During my first hiatus from one job, I got another gig working at night for another show. For a couple of seasons, they traded off—I had the day job while on hiatus from the night job, and had the night job while on hiatus from the day job. But then they got on the same schedule. I didn’t want to lose either job, so I just worked the day job during the day, the night job at night, and then drove home for a few hours before it was time to do it all over again.
Now my degree is eight years old, and I’m working on at least five different shows with side gigs in between. My degree stays at my parents’ house in Connecticut, collecting dust just like my boyfriend’s Philosophy degree at his folks’ home. We live with another couple in a two-bedroom apartment in the suburbs outside of Los Angeles with this fever dream that we’ll be able to buy a house someday. But as millennials, we know better than to get our hopes up.

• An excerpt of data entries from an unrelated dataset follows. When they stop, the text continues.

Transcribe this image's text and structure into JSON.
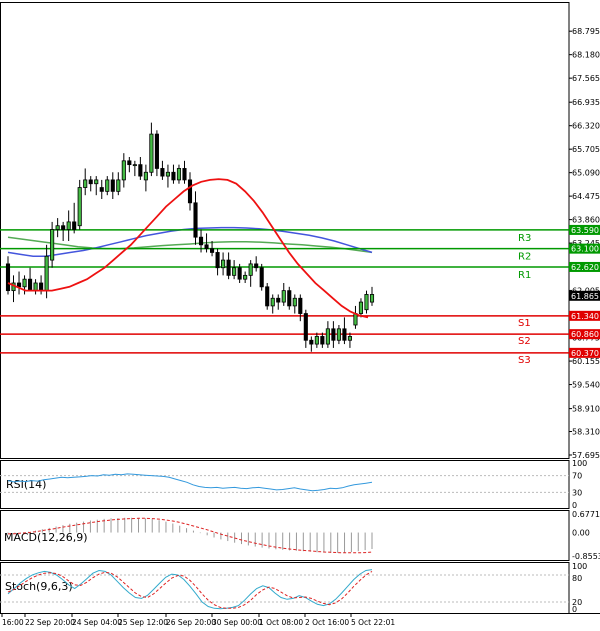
{
  "chart_data": {
    "type": "candlestick",
    "instrument_note": "",
    "main": {
      "ylim": [
        57.695,
        69.35
      ],
      "y_ticks": [
        "68.795",
        "68.180",
        "67.565",
        "66.935",
        "66.320",
        "65.705",
        "65.090",
        "64.475",
        "63.860",
        "63.245",
        "62.620",
        "62.005",
        "61.390",
        "60.775",
        "60.155",
        "59.540",
        "58.910",
        "58.310",
        "57.695"
      ],
      "levels": [
        {
          "name": "R3",
          "value": 63.59,
          "label": "63.590",
          "color": "#009900"
        },
        {
          "name": "R2",
          "value": 63.1,
          "label": "63.100",
          "color": "#009900"
        },
        {
          "name": "R1",
          "value": 62.62,
          "label": "62.620",
          "color": "#009900"
        },
        {
          "name": "S1",
          "value": 61.34,
          "label": "61.340",
          "color": "#e00000"
        },
        {
          "name": "S2",
          "value": 60.86,
          "label": "60.860",
          "color": "#e00000"
        },
        {
          "name": "S3",
          "value": 60.37,
          "label": "60.370",
          "color": "#e00000"
        }
      ],
      "current_price": {
        "value": 61.865,
        "label": "61.865"
      },
      "candles": [
        {
          "o": 62.7,
          "h": 62.9,
          "l": 61.9,
          "c": 62.0
        },
        {
          "o": 62.0,
          "h": 62.4,
          "l": 61.7,
          "c": 62.2
        },
        {
          "o": 62.2,
          "h": 62.5,
          "l": 61.9,
          "c": 62.1
        },
        {
          "o": 62.1,
          "h": 62.4,
          "l": 61.9,
          "c": 62.3
        },
        {
          "o": 62.3,
          "h": 62.6,
          "l": 62.0,
          "c": 62.0
        },
        {
          "o": 62.0,
          "h": 62.3,
          "l": 61.9,
          "c": 62.2
        },
        {
          "o": 62.2,
          "h": 62.4,
          "l": 61.9,
          "c": 62.0
        },
        {
          "o": 62.0,
          "h": 63.2,
          "l": 61.8,
          "c": 62.9
        },
        {
          "o": 62.8,
          "h": 63.8,
          "l": 62.6,
          "c": 63.6
        },
        {
          "o": 63.6,
          "h": 63.9,
          "l": 63.4,
          "c": 63.7
        },
        {
          "o": 63.7,
          "h": 63.8,
          "l": 63.3,
          "c": 63.6
        },
        {
          "o": 63.6,
          "h": 64.1,
          "l": 63.3,
          "c": 63.8
        },
        {
          "o": 63.8,
          "h": 64.3,
          "l": 63.5,
          "c": 63.6
        },
        {
          "o": 63.7,
          "h": 64.9,
          "l": 63.6,
          "c": 64.7
        },
        {
          "o": 64.7,
          "h": 65.2,
          "l": 64.5,
          "c": 64.9
        },
        {
          "o": 64.9,
          "h": 65.0,
          "l": 64.6,
          "c": 64.8
        },
        {
          "o": 64.8,
          "h": 65.0,
          "l": 64.5,
          "c": 64.9
        },
        {
          "o": 64.7,
          "h": 64.9,
          "l": 64.4,
          "c": 64.6
        },
        {
          "o": 64.6,
          "h": 65.0,
          "l": 64.5,
          "c": 64.9
        },
        {
          "o": 64.9,
          "h": 65.1,
          "l": 64.4,
          "c": 64.6
        },
        {
          "o": 64.6,
          "h": 65.1,
          "l": 64.5,
          "c": 64.9
        },
        {
          "o": 64.9,
          "h": 65.6,
          "l": 64.7,
          "c": 65.4
        },
        {
          "o": 65.4,
          "h": 65.5,
          "l": 65.1,
          "c": 65.3
        },
        {
          "o": 65.3,
          "h": 65.4,
          "l": 65.0,
          "c": 65.3
        },
        {
          "o": 65.3,
          "h": 65.5,
          "l": 64.9,
          "c": 65.0
        },
        {
          "o": 64.9,
          "h": 65.3,
          "l": 64.6,
          "c": 65.1
        },
        {
          "o": 65.1,
          "h": 66.4,
          "l": 65.0,
          "c": 66.1
        },
        {
          "o": 66.1,
          "h": 66.2,
          "l": 65.0,
          "c": 65.2
        },
        {
          "o": 65.2,
          "h": 65.4,
          "l": 64.9,
          "c": 65.0
        },
        {
          "o": 65.0,
          "h": 65.3,
          "l": 64.7,
          "c": 65.1
        },
        {
          "o": 65.1,
          "h": 65.3,
          "l": 64.8,
          "c": 64.9
        },
        {
          "o": 64.9,
          "h": 65.3,
          "l": 64.8,
          "c": 65.2
        },
        {
          "o": 65.2,
          "h": 65.4,
          "l": 64.8,
          "c": 64.9
        },
        {
          "o": 64.9,
          "h": 65.1,
          "l": 64.1,
          "c": 64.3
        },
        {
          "o": 64.3,
          "h": 64.6,
          "l": 63.2,
          "c": 63.4
        },
        {
          "o": 63.4,
          "h": 63.6,
          "l": 63.0,
          "c": 63.2
        },
        {
          "o": 63.2,
          "h": 63.5,
          "l": 63.0,
          "c": 63.1
        },
        {
          "o": 63.1,
          "h": 63.3,
          "l": 62.9,
          "c": 63.0
        },
        {
          "o": 63.0,
          "h": 63.1,
          "l": 62.4,
          "c": 62.6
        },
        {
          "o": 62.6,
          "h": 63.0,
          "l": 62.4,
          "c": 62.8
        },
        {
          "o": 62.8,
          "h": 63.0,
          "l": 62.3,
          "c": 62.4
        },
        {
          "o": 62.4,
          "h": 62.8,
          "l": 62.3,
          "c": 62.6
        },
        {
          "o": 62.6,
          "h": 62.7,
          "l": 62.2,
          "c": 62.3
        },
        {
          "o": 62.3,
          "h": 62.5,
          "l": 62.2,
          "c": 62.4
        },
        {
          "o": 62.4,
          "h": 62.8,
          "l": 62.1,
          "c": 62.7
        },
        {
          "o": 62.7,
          "h": 62.9,
          "l": 62.5,
          "c": 62.6
        },
        {
          "o": 62.6,
          "h": 62.7,
          "l": 62.0,
          "c": 62.1
        },
        {
          "o": 62.1,
          "h": 62.2,
          "l": 61.5,
          "c": 61.6
        },
        {
          "o": 61.6,
          "h": 61.9,
          "l": 61.4,
          "c": 61.8
        },
        {
          "o": 61.8,
          "h": 61.9,
          "l": 61.5,
          "c": 61.7
        },
        {
          "o": 61.7,
          "h": 62.2,
          "l": 61.6,
          "c": 62.0
        },
        {
          "o": 62.0,
          "h": 62.1,
          "l": 61.5,
          "c": 61.6
        },
        {
          "o": 61.6,
          "h": 61.9,
          "l": 61.4,
          "c": 61.8
        },
        {
          "o": 61.8,
          "h": 61.9,
          "l": 61.2,
          "c": 61.4
        },
        {
          "o": 61.4,
          "h": 61.5,
          "l": 60.5,
          "c": 60.7
        },
        {
          "o": 60.7,
          "h": 60.8,
          "l": 60.4,
          "c": 60.6
        },
        {
          "o": 60.6,
          "h": 60.9,
          "l": 60.5,
          "c": 60.8
        },
        {
          "o": 60.8,
          "h": 60.9,
          "l": 60.5,
          "c": 60.6
        },
        {
          "o": 60.6,
          "h": 61.2,
          "l": 60.5,
          "c": 61.0
        },
        {
          "o": 61.0,
          "h": 61.2,
          "l": 60.5,
          "c": 60.7
        },
        {
          "o": 60.7,
          "h": 61.1,
          "l": 60.6,
          "c": 61.0
        },
        {
          "o": 61.0,
          "h": 61.3,
          "l": 60.6,
          "c": 60.7
        },
        {
          "o": 60.7,
          "h": 60.9,
          "l": 60.5,
          "c": 60.8
        },
        {
          "o": 61.1,
          "h": 61.6,
          "l": 61.0,
          "c": 61.4
        },
        {
          "o": 61.4,
          "h": 61.8,
          "l": 61.3,
          "c": 61.7
        },
        {
          "o": 61.5,
          "h": 62.0,
          "l": 61.4,
          "c": 61.9
        },
        {
          "o": 61.7,
          "h": 62.1,
          "l": 61.6,
          "c": 61.9
        }
      ],
      "ma_red": [
        62.2,
        62.1,
        62.0,
        62.0,
        62.0,
        62.0,
        62.05,
        62.1,
        62.2,
        62.3,
        62.45,
        62.6,
        62.8,
        63.0,
        63.2,
        63.45,
        63.7,
        63.95,
        64.2,
        64.4,
        64.6,
        64.75,
        64.85,
        64.9,
        64.92,
        64.9,
        64.8,
        64.6,
        64.35,
        64.05,
        63.7,
        63.35,
        63.0,
        62.7,
        62.45,
        62.2,
        62.0,
        61.8,
        61.6,
        61.45,
        61.35,
        61.3
      ],
      "ma_blue": [
        63.0,
        62.95,
        62.9,
        62.9,
        62.95,
        63.0,
        63.05,
        63.12,
        63.2,
        63.28,
        63.36,
        63.44,
        63.5,
        63.56,
        63.6,
        63.63,
        63.64,
        63.65,
        63.65,
        63.64,
        63.62,
        63.59,
        63.55,
        63.5,
        63.45,
        63.38,
        63.3,
        63.2,
        63.1,
        63.0
      ],
      "ma_green": [
        63.4,
        63.35,
        63.3,
        63.25,
        63.2,
        63.15,
        63.12,
        63.1,
        63.1,
        63.12,
        63.15,
        63.18,
        63.2,
        63.22,
        63.25,
        63.27,
        63.28,
        63.28,
        63.27,
        63.25,
        63.22,
        63.2,
        63.17,
        63.14,
        63.1,
        63.05,
        63.0
      ],
      "x_labels": [
        "16:00",
        "22 Sep 20:00",
        "24 Sep 04:00",
        "25 Sep 12:00",
        "26 Sep 20:00",
        "30 Sep 00:00",
        "1 Oct 08:00",
        "2 Oct 16:00",
        "5 Oct 22:01"
      ]
    },
    "rsi": {
      "title": "RSI(14)",
      "ylim": [
        0,
        100
      ],
      "y_ticks": [
        "100",
        "70",
        "30",
        "0"
      ],
      "levels": [
        70,
        30
      ],
      "values": [
        58,
        55,
        57,
        56,
        58,
        57,
        60,
        62,
        64,
        66,
        65,
        66,
        67,
        68,
        70,
        69,
        72,
        71,
        73,
        72,
        74,
        73,
        72,
        71,
        70,
        69,
        68,
        66,
        62,
        58,
        54,
        48,
        44,
        42,
        41,
        42,
        40,
        41,
        42,
        40,
        39,
        41,
        42,
        40,
        38,
        36,
        37,
        39,
        41,
        38,
        36,
        34,
        35,
        37,
        40,
        39,
        41,
        45,
        48,
        50,
        52,
        54
      ]
    },
    "macd": {
      "title": "MACD(12,26,9)",
      "ylim": [
        -0.8553,
        0.6771
      ],
      "y_ticks": [
        "0.6771",
        "0.00",
        "-0.8553"
      ],
      "hist": [
        -0.05,
        -0.03,
        0.0,
        0.03,
        0.07,
        0.12,
        0.17,
        0.22,
        0.27,
        0.32,
        0.36,
        0.4,
        0.44,
        0.47,
        0.5,
        0.52,
        0.53,
        0.54,
        0.54,
        0.53,
        0.52,
        0.49,
        0.45,
        0.4,
        0.33,
        0.25,
        0.16,
        0.07,
        -0.02,
        -0.1,
        -0.18,
        -0.25,
        -0.31,
        -0.37,
        -0.42,
        -0.47,
        -0.51,
        -0.55,
        -0.58,
        -0.61,
        -0.63,
        -0.65,
        -0.66,
        -0.68,
        -0.7,
        -0.72,
        -0.73,
        -0.74,
        -0.74,
        -0.73,
        -0.71,
        -0.68,
        -0.64,
        -0.6
      ],
      "signal": [
        -0.05,
        -0.04,
        -0.02,
        0.0,
        0.03,
        0.07,
        0.11,
        0.15,
        0.2,
        0.24,
        0.28,
        0.32,
        0.36,
        0.4,
        0.43,
        0.46,
        0.48,
        0.5,
        0.51,
        0.52,
        0.52,
        0.51,
        0.49,
        0.46,
        0.42,
        0.37,
        0.31,
        0.24,
        0.17,
        0.1,
        0.02,
        -0.06,
        -0.13,
        -0.2,
        -0.27,
        -0.33,
        -0.39,
        -0.44,
        -0.49,
        -0.53,
        -0.57,
        -0.6,
        -0.63,
        -0.65,
        -0.67,
        -0.69,
        -0.71,
        -0.72,
        -0.73,
        -0.74,
        -0.74,
        -0.74,
        -0.73,
        -0.71
      ]
    },
    "stoch": {
      "title": "Stoch(9,6,3)",
      "ylim": [
        0,
        100
      ],
      "y_ticks": [
        "80",
        "20"
      ],
      "levels": [
        80,
        20
      ],
      "k": [
        38,
        50,
        62,
        72,
        80,
        85,
        88,
        86,
        80,
        70,
        58,
        50,
        60,
        72,
        84,
        90,
        88,
        80,
        66,
        52,
        40,
        30,
        28,
        35,
        48,
        62,
        75,
        82,
        80,
        70,
        55,
        38,
        20,
        10,
        6,
        5,
        6,
        8,
        12,
        24,
        38,
        50,
        56,
        52,
        40,
        30,
        26,
        28,
        34,
        30,
        22,
        15,
        12,
        16,
        26,
        40,
        55,
        70,
        82,
        90,
        92
      ],
      "d": [
        42,
        48,
        57,
        66,
        74,
        80,
        84,
        85,
        83,
        77,
        67,
        58,
        57,
        64,
        74,
        82,
        86,
        84,
        76,
        64,
        52,
        40,
        32,
        30,
        38,
        50,
        62,
        73,
        79,
        78,
        68,
        54,
        38,
        24,
        14,
        8,
        6,
        6,
        8,
        14,
        24,
        37,
        47,
        53,
        50,
        42,
        34,
        29,
        30,
        31,
        28,
        22,
        17,
        14,
        18,
        27,
        40,
        55,
        68,
        80,
        88
      ]
    }
  }
}
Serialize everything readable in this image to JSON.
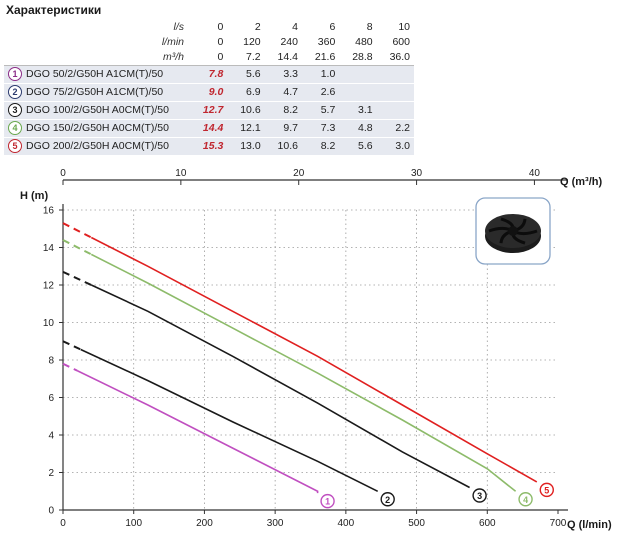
{
  "title": "Характеристики",
  "table": {
    "units": [
      {
        "label": "l/s",
        "values": [
          "0",
          "2",
          "4",
          "6",
          "8",
          "10"
        ]
      },
      {
        "label": "l/min",
        "values": [
          "0",
          "120",
          "240",
          "360",
          "480",
          "600"
        ]
      },
      {
        "label": "m³/h",
        "values": [
          "0",
          "7.2",
          "14.4",
          "21.6",
          "28.8",
          "36.0"
        ]
      }
    ],
    "models": [
      {
        "num": "1",
        "name": "DGO 50/2/G50H A1CM(T)/50",
        "values": [
          "7.8",
          "5.6",
          "3.3",
          "1.0",
          "",
          ""
        ],
        "color": "#8b2c87"
      },
      {
        "num": "2",
        "name": "DGO 75/2/G50H A1CM(T)/50",
        "values": [
          "9.0",
          "6.9",
          "4.7",
          "2.6",
          "",
          ""
        ],
        "color": "#2b3a6e"
      },
      {
        "num": "3",
        "name": "DGO 100/2/G50H A0CM(T)/50",
        "values": [
          "12.7",
          "10.6",
          "8.2",
          "5.7",
          "3.1",
          ""
        ],
        "color": "#1a1a1a"
      },
      {
        "num": "4",
        "name": "DGO 150/2/G50H A0CM(T)/50",
        "values": [
          "14.4",
          "12.1",
          "9.7",
          "7.3",
          "4.8",
          "2.2"
        ],
        "color": "#6aa84f"
      },
      {
        "num": "5",
        "name": "DGO 200/2/G50H A0CM(T)/50",
        "values": [
          "15.3",
          "13.0",
          "10.6",
          "8.2",
          "5.6",
          "3.0"
        ],
        "color": "#c0262f"
      }
    ]
  },
  "chart_data": {
    "type": "line",
    "ylabel": "H (m)",
    "xlabel": "Q (l/min)",
    "x2label": "Q (m³/h)",
    "xlim": [
      0,
      700
    ],
    "ylim": [
      0,
      16
    ],
    "x2lim": [
      0,
      42
    ],
    "xticks": [
      0,
      100,
      200,
      300,
      400,
      500,
      600,
      700
    ],
    "yticks": [
      0,
      2,
      4,
      6,
      8,
      10,
      12,
      14,
      16
    ],
    "x2ticks": [
      0,
      10,
      20,
      30,
      40
    ],
    "grid": true,
    "series": [
      {
        "marker": "1",
        "color": "#c04fc0",
        "x": [
          0,
          120,
          240,
          360
        ],
        "y": [
          7.8,
          5.6,
          3.3,
          1.0
        ],
        "dashed_to_x": 20,
        "end_x": 360,
        "end_y": 0.9
      },
      {
        "marker": "2",
        "color": "#1a1a1a",
        "x": [
          0,
          120,
          240,
          360
        ],
        "y": [
          9.0,
          6.9,
          4.7,
          2.6
        ],
        "dashed_to_x": 25,
        "end_x": 445,
        "end_y": 1.0
      },
      {
        "marker": "3",
        "color": "#1a1a1a",
        "x": [
          0,
          120,
          240,
          360,
          480
        ],
        "y": [
          12.7,
          10.6,
          8.2,
          5.7,
          3.1
        ],
        "dashed_to_x": 40,
        "end_x": 575,
        "end_y": 1.2
      },
      {
        "marker": "4",
        "color": "#8dbb6a",
        "x": [
          0,
          120,
          240,
          360,
          480,
          600
        ],
        "y": [
          14.4,
          12.1,
          9.7,
          7.3,
          4.8,
          2.2
        ],
        "dashed_to_x": 40,
        "end_x": 640,
        "end_y": 1.0
      },
      {
        "marker": "5",
        "color": "#e02020",
        "x": [
          0,
          120,
          240,
          360,
          480,
          600
        ],
        "y": [
          15.3,
          13.0,
          10.6,
          8.2,
          5.6,
          3.0
        ],
        "dashed_to_x": 40,
        "end_x": 670,
        "end_y": 1.5
      }
    ]
  }
}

1. Would you do anything differently (regarding college/your loans) if you were to do this all over again?
I may have attended community college for two years, living at home to cut costs, and then transferred to a university, if at all. My parents helped me pay for tuition (borrowing against their home’s equity). The whole reason I chose UConn was that it was among the cheaper of the university options I was looking at (Quinnipiac being as well). I didn’t want to go to an out-of-state school because of the exponential increase in cost, so I stayed local.
2. Any advice for today’s students?
I wish I had a solution better than “don’t go to college.” I suppose the best answer is to read up on your congresspeople and find out how they vote on issues of education and tuition/financial aid for students. Vote for politicians who will fight for you to have a more affordable (or better yet, free) higher education experience. Join organizations that can lobby for your interests, and don’t settle.
And, of course, make sure that you actually need a degree to do the work that you want to do. Despite what everyone may say, college isn’t for everyone—and that’s okay. Better to realize that before you waste a whole bunch of money on tuition and student loans!